The real question is whether China tips into hyperinflation or a deflationary recession?

"Until recently, all the foreign-currency earnings of Chinese exporters had to be traded in for yuan,"

  Some dollars flow to the central bank and the rest flow into the Chinese underground or 'loan shark' economy where the yuan rate is affordable for highly stressed manufacturers. Beijing allows this otherwise there is insufficient liquidity by way of above- ground economy for the manufacturing sector.

The loan shark economy is also competition in the dollar/yuan forex market inside China. The loan sharks cannot print yuan, they have to 'buy' them with dollars, euros, whatever they have. This is a big driver of inflation in China along with the dollar/crude and dollar/commodity trades.

A Chinese economist was complaining to a friend of mine about QE and effect on dollar, bigger problem is ZIRP and dollar carry. This feeds China inflation while removing PBOC rate tool @ same time.

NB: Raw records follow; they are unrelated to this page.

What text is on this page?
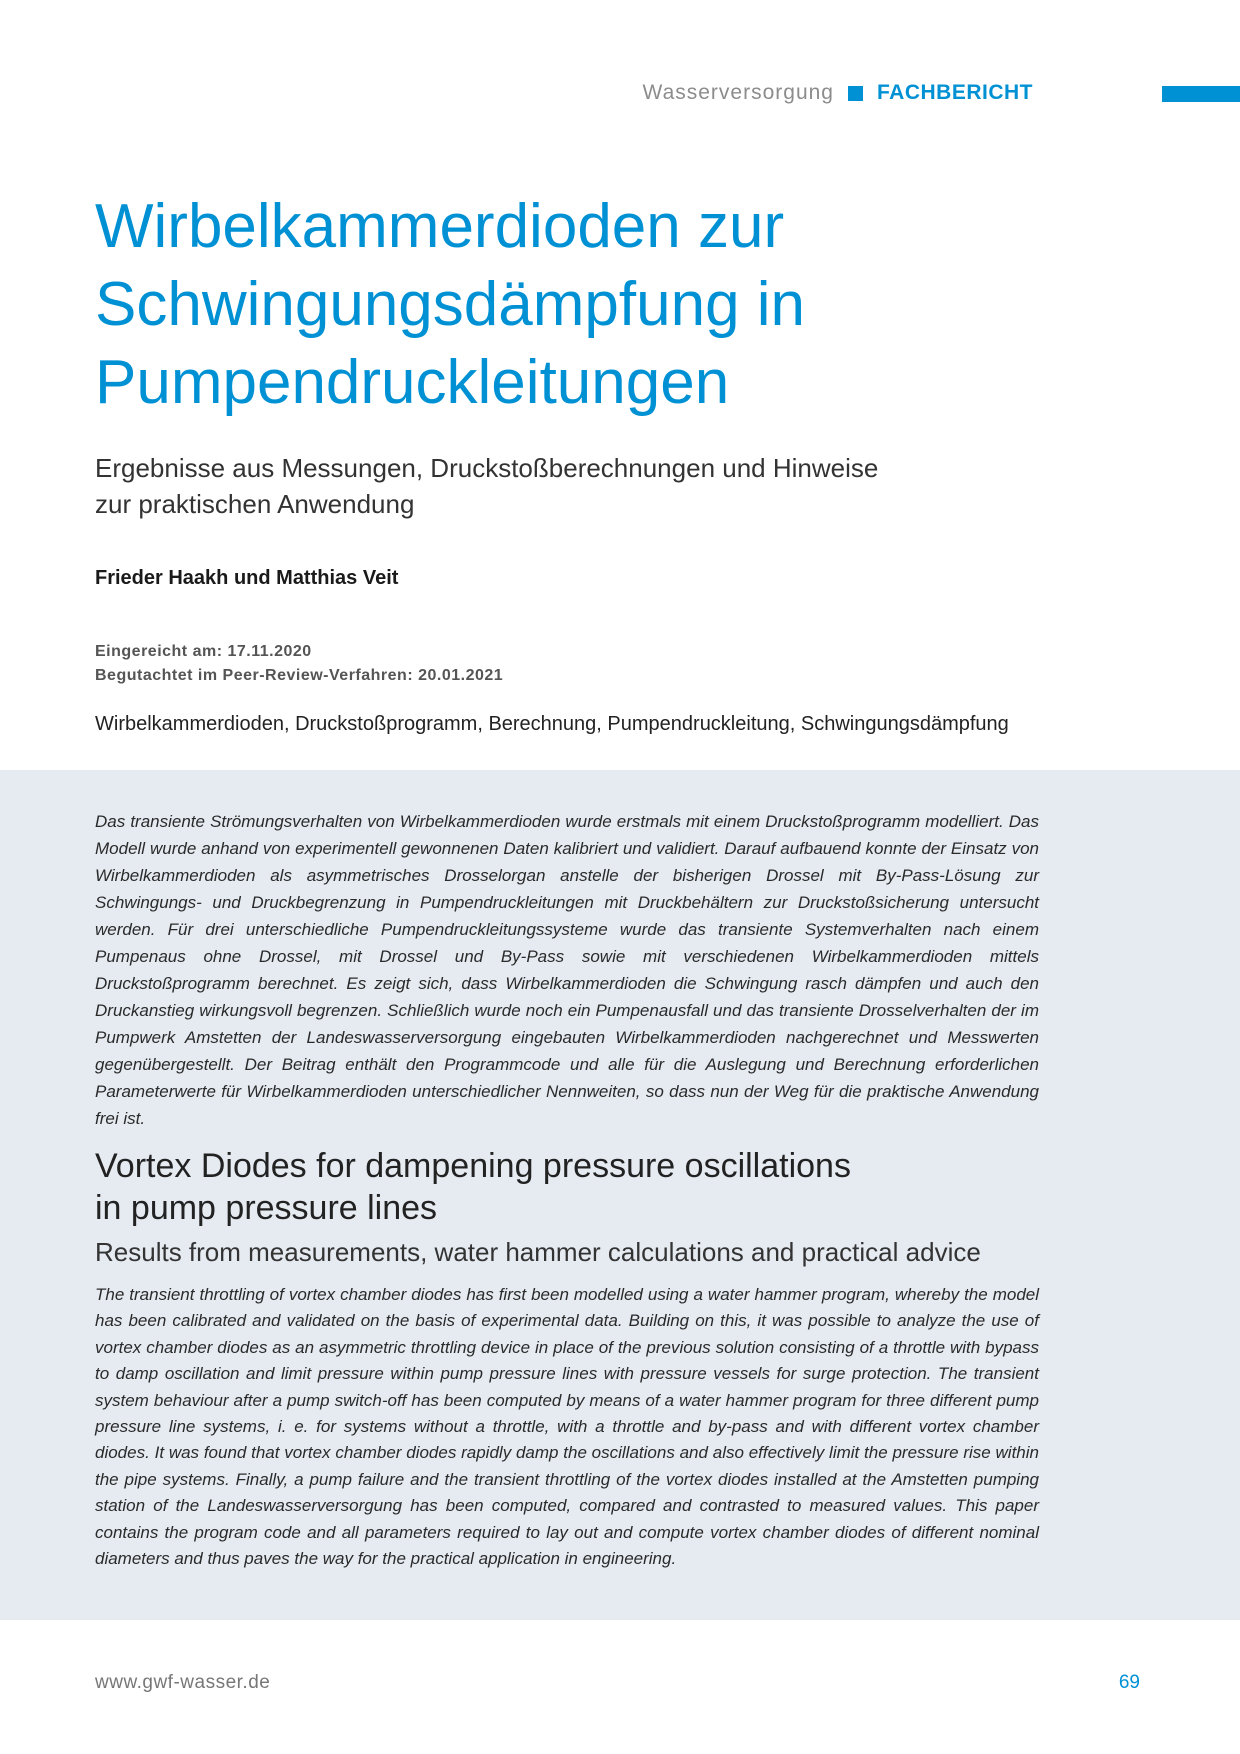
Wasserversorgung FACHBERICHT
Wirbelkammerdioden zur
Schwingungsdämpfung in
Pumpendruckleitungen
Ergebnisse aus Messungen, Druckstoßberechnungen und Hinweise
zur praktischen Anwendung
Frieder Haakh und Matthias Veit
Eingereicht am: 17.11.2020
Begutachtet im Peer-Review-Verfahren: 20.01.2021
Wirbelkammerdioden, Druckstoßprogramm, Berechnung, Pumpendruckleitung, Schwingungsdämpfung

Das transiente Strömungsverhalten von Wirbelkammerdioden wurde erstmals mit einem Druckstoßprogramm modelliert. Das Modell wurde anhand von experimentell gewonnenen Daten kalibriert und validiert. Darauf aufbauend konnte der Einsatz von Wirbelkammerdioden als asymmetrisches Drosselorgan anstelle der bisherigen Drossel mit By-Pass-Lösung zur Schwingungs- und Druckbegrenzung in Pumpendruckleitungen mit Druckbehältern zur Druckstoßsicherung untersucht werden. Für drei unterschiedliche Pumpendruckleitungssysteme wurde das transiente Systemverhalten nach einem Pumpenaus ohne Drossel, mit Drossel und By-Pass sowie mit verschiedenen Wirbelkammerdioden mittels Druckstoßprogramm berechnet. Es zeigt sich, dass Wirbelkammerdioden die Schwingung rasch dämpfen und auch den Druckanstieg wirkungsvoll begrenzen. Schließlich wurde noch ein Pumpenausfall und das transiente Drosselverhalten der im Pumpwerk Amstetten der Landeswasserversorgung eingebauten Wirbelkammerdioden nachgerechnet und Messwerten gegenübergestellt. Der Beitrag enthält den Programmcode und alle für die Auslegung und Berechnung erforderlichen Parameterwerte für Wirbelkammerdioden unterschiedlicher Nennweiten, so dass nun der Weg für die praktische Anwendung frei ist.

Vortex Diodes for dampening pressure oscillations
in pump pressure lines
Results from measurements, water hammer calculations and practical advice

The transient throttling of vortex chamber diodes has first been modelled using a water hammer program, whereby the model has been calibrated and validated on the basis of experimental data. Building on this, it was possible to analyze the use of vortex chamber diodes as an asymmetric throttling device in place of the previous solution consisting of a throttle with bypass to damp oscillation and limit pressure within pump pressure lines with pressure vessels for surge protection. The transient system behaviour after a pump switch-off has been computed by means of a water hammer program for three different pump pressure line systems, i. e. for systems without a throttle, with a throttle and by-pass and with different vortex chamber diodes. It was found that vortex chamber diodes rapidly damp the oscillations and also effectively limit the pressure rise within the pipe systems. Finally, a pump failure and the transient throttling of the vortex diodes installed at the Amstetten pumping station of the Landeswasserversorgung has been computed, compared and contrasted to measured values. This paper contains the program code and all parameters required to lay out and compute vortex chamber diodes of different nominal diameters and thus paves the way for the practical application in engineering.

www.gwf-wasser.de	69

If China raises rates, more dollars flow to China overcoming rate constraint on yuan creation. Raising the ZIRPy US short interest rates would crash finance that  depends on the dollar carry.

China will continue to talk 'tightening' while printing. It has to, it needs liquidity. Loan shark economy is sucking yuan out of above- ground economy, see SHIBOR. High overnight rate represents demand for yuan that the ordinary credit market has difficulty answering.

There is no way out of this bind w/o finance players taking massive hit: Chinese/US developers, US banks .. er, taxpayers, ordinary Chinese, etc. I'm still looking for the hyperinflationary endgame in China: there is no indexing to Chinese obligations as in US.